Descobriu-se que a doença altera o sebo do corpo — uma substância cerosa segregada pela pele. Em colaboração com Barran, Milne ajudou a identificar onde o cheiro reside: não no suor, mas nas regiões oleosas da testa, costas e couro cabeludo.
Os compostos por trás do odor incluem moléculas como o ácido octadecanoico, um éster metílico que tem um aroma ceroso e almiscarado.
A equipa de Barran recolheu sebo com uma simples zaragatoa e analisou-o usando cromatografia gasosa com espectrometria de massa (GC-MS), uma técnica analítica que identifica as moléculas numa amostra.
A equipa descobriu uma assinatura bioquímica complexa: cerca de 27.000 características moleculares, 10% das quais diferem em pessoas com Parkinson. Não há uma “molécula de Parkinson”, mas sim uma gama de padrões associados à doença, e o nariz de Milne é tão notável que consegue distinguir este subtil buquê.
Ninguém tinha percebido que o sebo era diagnosticamente útil, disse Barran recentemente ao The Telegraph. “Estamos a medir a doença e o efeito da doença — e a medicação em alguns casos — no indivíduo. E ninguém tinha feito isso antes“.
Do super-olfato ao teste de zaragatoa
Barran, que fundou uma empresa focada na utilização do sebo como fluido de diagnóstico — não apenas para o Parkinson, mas eventualmente para outras doenças também — está já a analisar potenciais marcadores para problemas cardiovasculares relacionados com o Parkinson.
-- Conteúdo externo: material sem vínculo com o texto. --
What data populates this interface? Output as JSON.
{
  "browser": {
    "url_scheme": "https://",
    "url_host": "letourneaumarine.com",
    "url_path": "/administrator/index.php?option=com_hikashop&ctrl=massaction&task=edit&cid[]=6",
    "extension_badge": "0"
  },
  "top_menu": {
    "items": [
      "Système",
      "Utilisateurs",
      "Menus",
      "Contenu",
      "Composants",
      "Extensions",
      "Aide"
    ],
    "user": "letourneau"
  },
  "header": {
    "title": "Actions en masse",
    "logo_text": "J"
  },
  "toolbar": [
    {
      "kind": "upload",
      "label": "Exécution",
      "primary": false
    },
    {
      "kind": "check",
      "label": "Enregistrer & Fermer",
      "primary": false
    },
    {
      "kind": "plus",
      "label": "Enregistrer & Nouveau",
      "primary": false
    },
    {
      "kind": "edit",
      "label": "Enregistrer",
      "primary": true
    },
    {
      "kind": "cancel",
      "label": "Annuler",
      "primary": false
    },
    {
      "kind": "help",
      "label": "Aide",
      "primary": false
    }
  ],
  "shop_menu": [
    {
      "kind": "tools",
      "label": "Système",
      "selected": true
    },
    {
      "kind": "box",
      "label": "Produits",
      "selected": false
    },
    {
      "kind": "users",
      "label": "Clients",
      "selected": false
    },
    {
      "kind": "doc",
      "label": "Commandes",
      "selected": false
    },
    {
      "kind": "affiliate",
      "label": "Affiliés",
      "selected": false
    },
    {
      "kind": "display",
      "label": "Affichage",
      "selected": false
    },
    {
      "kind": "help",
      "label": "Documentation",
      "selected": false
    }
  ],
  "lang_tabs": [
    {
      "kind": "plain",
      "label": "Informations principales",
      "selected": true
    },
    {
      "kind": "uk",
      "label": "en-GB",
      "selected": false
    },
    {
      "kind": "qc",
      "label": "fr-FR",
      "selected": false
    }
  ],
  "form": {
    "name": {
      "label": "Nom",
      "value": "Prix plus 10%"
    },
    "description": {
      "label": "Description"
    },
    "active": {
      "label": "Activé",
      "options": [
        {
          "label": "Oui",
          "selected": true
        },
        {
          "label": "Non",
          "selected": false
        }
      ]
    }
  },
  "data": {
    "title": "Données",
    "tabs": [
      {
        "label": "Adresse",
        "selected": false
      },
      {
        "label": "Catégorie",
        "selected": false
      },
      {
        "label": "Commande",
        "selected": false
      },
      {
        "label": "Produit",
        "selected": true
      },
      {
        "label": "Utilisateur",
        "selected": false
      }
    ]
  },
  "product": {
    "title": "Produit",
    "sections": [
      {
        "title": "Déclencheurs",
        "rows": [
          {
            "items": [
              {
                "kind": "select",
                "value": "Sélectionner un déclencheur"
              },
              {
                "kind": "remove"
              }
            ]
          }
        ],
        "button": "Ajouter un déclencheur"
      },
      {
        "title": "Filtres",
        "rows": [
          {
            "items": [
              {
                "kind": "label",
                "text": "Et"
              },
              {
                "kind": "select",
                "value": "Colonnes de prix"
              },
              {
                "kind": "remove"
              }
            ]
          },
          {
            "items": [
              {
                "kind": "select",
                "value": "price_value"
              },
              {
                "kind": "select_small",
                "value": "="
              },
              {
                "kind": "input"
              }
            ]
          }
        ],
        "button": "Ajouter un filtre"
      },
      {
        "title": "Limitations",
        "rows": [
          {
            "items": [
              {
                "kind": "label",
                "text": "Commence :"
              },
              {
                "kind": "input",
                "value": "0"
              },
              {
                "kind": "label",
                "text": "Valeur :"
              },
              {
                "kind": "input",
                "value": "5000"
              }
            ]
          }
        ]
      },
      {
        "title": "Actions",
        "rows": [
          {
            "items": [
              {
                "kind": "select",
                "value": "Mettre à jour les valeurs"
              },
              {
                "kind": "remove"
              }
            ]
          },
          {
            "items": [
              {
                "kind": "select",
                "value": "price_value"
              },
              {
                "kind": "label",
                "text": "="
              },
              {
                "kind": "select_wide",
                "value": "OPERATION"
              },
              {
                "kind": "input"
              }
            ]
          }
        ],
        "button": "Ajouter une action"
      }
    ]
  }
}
O objetivo final é um teste de zaragatoa na pele que possa detetar o Parkinson anos antes do aparecimento dos sintomas.
Os ensaios iniciais, financiados pela Fundação Michael J. Fox, mostram uma precisão de 96,7% — muito melhor que os 50% de precisão dos encaminhamentos de médicos de clínica geral.
O teste também pode ajudar as mulheres com Parkinson, que são frequentemente diagnosticadas tardiamente porque os sintomas imitam a menopausa.
“Queremos determinar se as pessoas com Parkinson têm um perfil de sebo distinto que está ligado a um perfil de odor distinto que pode ser detetado e identificado com as plataformas humanas / analíticas propostas”, disse a fundação.
O ator Michael J. Fox tinha apenas 29 anos quando anunciou o seu diagnóstico de Parkinson em 1991.
Mas a deteção precoce traz algumas questões grandes e difíceis de enfrentar. Sem cura ainda, saber antecipadamente é uma bênção ou um fardo?
Para Milne, cujo marido faleceu em 2015, a resposta é que as suas vidas teriam sido mais fáceis se tivessem compreendido mais cedo o que estava prestes a acontecer.